The rally lost momentum during the day’s trading and despite the recent run up, helped by strong earnings from Apple Inc and Boeing Co, some technical indicators were flashing warning signs.

“The market gain has been built on a narrow group of issues. That typically is not indicative of great health,” said Mark Luschini, chief investment strategist at Janney Montgomery Scott in Philadelph­ia. “I would not be shocked ... if we saw a pullback.”

And with the Dow industrial­s at a record high, Dow theory suggests that the Dow Transporta­tion Average index should also hit a record in order to confirm the market’s march higher.

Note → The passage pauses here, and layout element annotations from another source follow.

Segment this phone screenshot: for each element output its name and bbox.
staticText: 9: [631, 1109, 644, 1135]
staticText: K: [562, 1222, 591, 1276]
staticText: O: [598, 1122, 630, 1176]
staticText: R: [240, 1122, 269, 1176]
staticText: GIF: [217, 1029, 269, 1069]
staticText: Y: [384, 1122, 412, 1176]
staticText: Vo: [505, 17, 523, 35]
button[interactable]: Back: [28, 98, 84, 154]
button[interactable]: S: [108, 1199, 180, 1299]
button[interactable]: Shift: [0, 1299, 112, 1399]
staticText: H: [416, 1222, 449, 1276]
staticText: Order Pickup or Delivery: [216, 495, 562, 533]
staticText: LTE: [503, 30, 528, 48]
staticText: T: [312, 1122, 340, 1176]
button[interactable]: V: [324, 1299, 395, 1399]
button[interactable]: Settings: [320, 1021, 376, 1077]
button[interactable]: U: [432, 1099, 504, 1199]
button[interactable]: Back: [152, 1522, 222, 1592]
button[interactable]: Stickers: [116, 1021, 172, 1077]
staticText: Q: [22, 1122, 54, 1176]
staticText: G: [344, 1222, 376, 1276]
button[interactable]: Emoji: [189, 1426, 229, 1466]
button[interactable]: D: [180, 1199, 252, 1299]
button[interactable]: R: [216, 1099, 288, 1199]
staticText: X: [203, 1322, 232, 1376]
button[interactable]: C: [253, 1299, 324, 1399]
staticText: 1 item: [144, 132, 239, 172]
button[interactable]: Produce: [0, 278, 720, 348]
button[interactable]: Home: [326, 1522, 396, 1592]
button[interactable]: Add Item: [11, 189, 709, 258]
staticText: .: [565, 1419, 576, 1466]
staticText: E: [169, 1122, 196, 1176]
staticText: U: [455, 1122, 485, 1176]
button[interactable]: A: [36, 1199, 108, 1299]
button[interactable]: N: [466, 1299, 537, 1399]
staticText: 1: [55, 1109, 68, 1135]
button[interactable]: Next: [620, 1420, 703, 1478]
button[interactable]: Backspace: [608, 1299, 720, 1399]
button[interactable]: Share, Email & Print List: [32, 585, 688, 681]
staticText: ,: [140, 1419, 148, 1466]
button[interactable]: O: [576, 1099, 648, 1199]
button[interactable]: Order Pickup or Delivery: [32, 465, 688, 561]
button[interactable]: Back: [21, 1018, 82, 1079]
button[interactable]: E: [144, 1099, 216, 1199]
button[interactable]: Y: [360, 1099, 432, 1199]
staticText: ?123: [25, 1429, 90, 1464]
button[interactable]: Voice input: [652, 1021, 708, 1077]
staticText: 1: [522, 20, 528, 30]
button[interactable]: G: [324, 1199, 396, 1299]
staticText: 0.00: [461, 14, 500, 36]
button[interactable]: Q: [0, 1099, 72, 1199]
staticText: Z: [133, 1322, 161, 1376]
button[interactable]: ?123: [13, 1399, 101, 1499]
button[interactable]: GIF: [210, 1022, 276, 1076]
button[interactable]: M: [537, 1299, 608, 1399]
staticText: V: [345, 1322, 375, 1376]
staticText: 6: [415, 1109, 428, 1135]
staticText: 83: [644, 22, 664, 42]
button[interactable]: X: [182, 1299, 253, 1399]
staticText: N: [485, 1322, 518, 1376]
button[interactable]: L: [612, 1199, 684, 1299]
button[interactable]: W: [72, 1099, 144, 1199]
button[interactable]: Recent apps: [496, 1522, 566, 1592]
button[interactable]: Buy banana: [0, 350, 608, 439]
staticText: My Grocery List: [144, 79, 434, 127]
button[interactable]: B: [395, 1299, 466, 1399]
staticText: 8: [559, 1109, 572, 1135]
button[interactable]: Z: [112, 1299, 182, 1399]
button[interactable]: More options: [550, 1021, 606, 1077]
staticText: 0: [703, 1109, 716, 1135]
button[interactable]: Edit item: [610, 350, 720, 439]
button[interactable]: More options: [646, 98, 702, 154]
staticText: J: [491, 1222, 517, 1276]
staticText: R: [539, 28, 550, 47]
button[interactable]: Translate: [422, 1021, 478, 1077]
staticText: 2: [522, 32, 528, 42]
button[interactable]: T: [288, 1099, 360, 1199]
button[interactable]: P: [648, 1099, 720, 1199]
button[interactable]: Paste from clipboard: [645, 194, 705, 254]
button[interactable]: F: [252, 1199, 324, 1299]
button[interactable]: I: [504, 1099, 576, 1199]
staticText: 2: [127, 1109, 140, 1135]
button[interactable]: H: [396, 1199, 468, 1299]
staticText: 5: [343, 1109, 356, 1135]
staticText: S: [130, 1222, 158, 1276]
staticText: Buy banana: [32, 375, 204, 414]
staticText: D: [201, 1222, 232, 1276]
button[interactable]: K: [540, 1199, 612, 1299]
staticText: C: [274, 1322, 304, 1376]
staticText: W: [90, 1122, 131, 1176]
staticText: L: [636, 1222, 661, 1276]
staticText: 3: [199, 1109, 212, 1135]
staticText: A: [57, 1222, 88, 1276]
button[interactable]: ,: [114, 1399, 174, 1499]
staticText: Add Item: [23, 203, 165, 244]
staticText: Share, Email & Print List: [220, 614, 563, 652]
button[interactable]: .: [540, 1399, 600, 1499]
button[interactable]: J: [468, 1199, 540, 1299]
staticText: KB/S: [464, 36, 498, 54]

But that index trails the Dow industrial­s’ year-to-date performanc­e by almost 10 percentage points and is nearly 6 percent below its own July 14 record high.

Also, overall market breadth, or the number of winning stocks relative to losers, is weakening even as the major U.S. indexes hover near record highs.

That means the broad gains have been driven by advances in a declining number of companies, and market watchers fear they could be hard to sustain.

The number of 52-week lows among NYSE- and Nasdaq-traded stocks is at its highest since late June while the number of 52-week highs has dropped sharply since mid-July.

Apple, McDonald’s Corp and UnitedHeal­th Group Inc have each added more than 200 points to the index.

The Dow is a price-weighted index, meaning names like Apple, with its $157 price tag, and Boeing, which closed Wednesday near $238 per share, will generally have more of an influence over the index than components like the roughly $25 per share General Electric Co.

The lack of breadth as well as the underperfo­rmance by the Dow transports could be a signal that the market rally could be sputtering out, at least for now.

Julian Emanuel, executive director of U.S. equity and derivative­s strategy at UBS in New York, said the weakness of the S&P 500 and Nasdaq on Wednesday versus the strength of Apple shares showed an “underlying fatigue in the rally.”

The S&P 500 and Nasdaq Composite traded flat on Wednesday, even as Apple jumped nearly 5 percent.